Do Sinal à Doença: O Alerta Urgente para o Cancro da Pele

O cancro cutâneo constitui uma das neoplasias mais prevalentes a nível mundial. É decorrente da proliferação desregulada das células epiteliais da pele, frequentemente induzida pelo envelhecimento e pela exposição excessiva à radiação ultravioleta (UVA e UVB), proveniente de fontes naturais (sol) ou artificiais (solários). Esta radiação promove mutações no DNA celular que comprometem os mecanismos de reparação celular, favorecendo a transformação maligna.

As principais entidades nosológicas incluem o carcinoma basocelular, o carcinoma espinocelular e o melanoma. O carcinoma basocelular, originado nas células basais da epiderme, é o subtipo mais prevalente e menos agressivo, raramente com potencial metastático (1% dos casos). Em 2º lugar vem o carcinoma espinocelular, derivado das células escamosas, com um comportamento mais agressivo, capacidade invasiva e metastática. 

O melanoma, neoplasia maligna dos melanócitos, é o mais grave, com elevada taxa de metastização e responsável por 80% dos óbitos por cancro cutâneo.

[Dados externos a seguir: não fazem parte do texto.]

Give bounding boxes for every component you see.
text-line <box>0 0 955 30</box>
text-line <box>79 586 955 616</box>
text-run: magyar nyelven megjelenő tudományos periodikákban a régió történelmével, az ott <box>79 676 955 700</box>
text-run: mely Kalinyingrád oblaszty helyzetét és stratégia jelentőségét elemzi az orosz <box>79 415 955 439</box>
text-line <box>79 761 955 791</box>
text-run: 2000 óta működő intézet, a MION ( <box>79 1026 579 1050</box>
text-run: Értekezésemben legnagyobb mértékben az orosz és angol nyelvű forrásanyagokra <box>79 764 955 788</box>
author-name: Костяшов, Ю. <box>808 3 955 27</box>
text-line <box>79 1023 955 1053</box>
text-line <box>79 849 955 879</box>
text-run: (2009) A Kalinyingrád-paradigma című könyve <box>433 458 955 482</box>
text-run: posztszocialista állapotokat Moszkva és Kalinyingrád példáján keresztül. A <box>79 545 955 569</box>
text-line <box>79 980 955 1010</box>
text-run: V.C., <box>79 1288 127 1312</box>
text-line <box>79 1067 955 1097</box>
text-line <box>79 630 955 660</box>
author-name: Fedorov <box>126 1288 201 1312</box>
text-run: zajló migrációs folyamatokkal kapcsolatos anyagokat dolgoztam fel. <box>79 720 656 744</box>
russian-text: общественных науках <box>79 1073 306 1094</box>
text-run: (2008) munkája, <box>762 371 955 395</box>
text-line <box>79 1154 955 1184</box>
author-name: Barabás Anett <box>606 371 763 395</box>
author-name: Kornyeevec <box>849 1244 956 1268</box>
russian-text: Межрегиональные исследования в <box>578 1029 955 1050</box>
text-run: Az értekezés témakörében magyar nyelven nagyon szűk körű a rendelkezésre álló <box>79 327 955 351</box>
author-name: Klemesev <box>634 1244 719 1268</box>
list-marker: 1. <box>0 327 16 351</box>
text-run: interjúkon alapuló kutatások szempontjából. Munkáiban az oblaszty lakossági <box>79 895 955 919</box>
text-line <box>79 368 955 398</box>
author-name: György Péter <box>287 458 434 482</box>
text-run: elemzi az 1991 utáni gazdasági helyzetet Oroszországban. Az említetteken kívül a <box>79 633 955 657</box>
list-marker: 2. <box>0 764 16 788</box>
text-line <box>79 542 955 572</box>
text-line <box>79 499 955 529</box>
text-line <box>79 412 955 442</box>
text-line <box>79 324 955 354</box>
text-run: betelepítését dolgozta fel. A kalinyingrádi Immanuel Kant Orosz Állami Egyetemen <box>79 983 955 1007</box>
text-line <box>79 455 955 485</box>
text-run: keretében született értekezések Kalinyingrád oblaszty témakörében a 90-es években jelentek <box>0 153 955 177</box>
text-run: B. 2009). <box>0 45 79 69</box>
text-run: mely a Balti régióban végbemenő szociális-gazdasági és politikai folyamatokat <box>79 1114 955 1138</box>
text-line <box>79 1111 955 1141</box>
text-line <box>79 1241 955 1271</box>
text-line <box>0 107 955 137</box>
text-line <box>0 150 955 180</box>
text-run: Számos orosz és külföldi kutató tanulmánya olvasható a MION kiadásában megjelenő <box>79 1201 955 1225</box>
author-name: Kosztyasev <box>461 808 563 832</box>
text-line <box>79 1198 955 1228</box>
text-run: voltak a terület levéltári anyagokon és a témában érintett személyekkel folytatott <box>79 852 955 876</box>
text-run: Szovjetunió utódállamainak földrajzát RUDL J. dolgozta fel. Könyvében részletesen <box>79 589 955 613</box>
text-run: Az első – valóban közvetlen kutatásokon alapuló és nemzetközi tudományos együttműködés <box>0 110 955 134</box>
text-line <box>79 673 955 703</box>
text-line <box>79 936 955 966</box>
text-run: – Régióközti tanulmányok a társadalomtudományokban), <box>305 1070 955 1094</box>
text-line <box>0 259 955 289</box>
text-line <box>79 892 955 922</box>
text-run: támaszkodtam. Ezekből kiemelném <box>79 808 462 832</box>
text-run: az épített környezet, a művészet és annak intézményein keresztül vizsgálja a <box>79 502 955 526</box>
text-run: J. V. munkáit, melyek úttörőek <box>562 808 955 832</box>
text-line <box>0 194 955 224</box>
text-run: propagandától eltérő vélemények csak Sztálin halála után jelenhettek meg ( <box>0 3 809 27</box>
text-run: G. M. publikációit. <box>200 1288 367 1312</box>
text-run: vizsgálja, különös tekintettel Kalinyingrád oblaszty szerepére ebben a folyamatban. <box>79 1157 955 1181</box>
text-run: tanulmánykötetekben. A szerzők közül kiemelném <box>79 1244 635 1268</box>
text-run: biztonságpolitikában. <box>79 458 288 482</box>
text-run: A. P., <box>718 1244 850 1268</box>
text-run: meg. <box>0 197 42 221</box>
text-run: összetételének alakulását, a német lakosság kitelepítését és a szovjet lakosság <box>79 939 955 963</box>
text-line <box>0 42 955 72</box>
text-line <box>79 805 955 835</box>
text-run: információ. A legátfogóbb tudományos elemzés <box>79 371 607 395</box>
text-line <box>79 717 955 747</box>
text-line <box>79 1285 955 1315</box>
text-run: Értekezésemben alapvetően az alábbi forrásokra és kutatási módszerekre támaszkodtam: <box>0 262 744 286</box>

De acordo com os dados da Organização Mundial da Saúde (OMS), são diagnosticados anualmente mais de 2 milhões de casos de carcinoma basocelular e espinocelular, e cerca de 132 mil casos de melanoma. Em Portugal, a incidência atual de melanoma ronda os 1500 novos casos/ano, com tendência ascendente. Nos países do Norte da Europa, a incidência é maior devido ao fototipo cutâneo mais baixo (I, II), enquanto os países do Sul enfrentam os aumentos relacionados com os hábitos de exposição solar intensa e intermitente.

Os grupos profissionais como pescadores, trabalhadores agrícolas e da construção civil, entre outros, apresentam um risco acrescido devido à exposição solar intensa e prolongada, quase sempre sem medidas de proteção adequadas. A medicina do trabalho assume um papel fundamental na prevenção, através da implementação de estratégias de proteção solar, rastreios periódicos e ações de educação para a saúde.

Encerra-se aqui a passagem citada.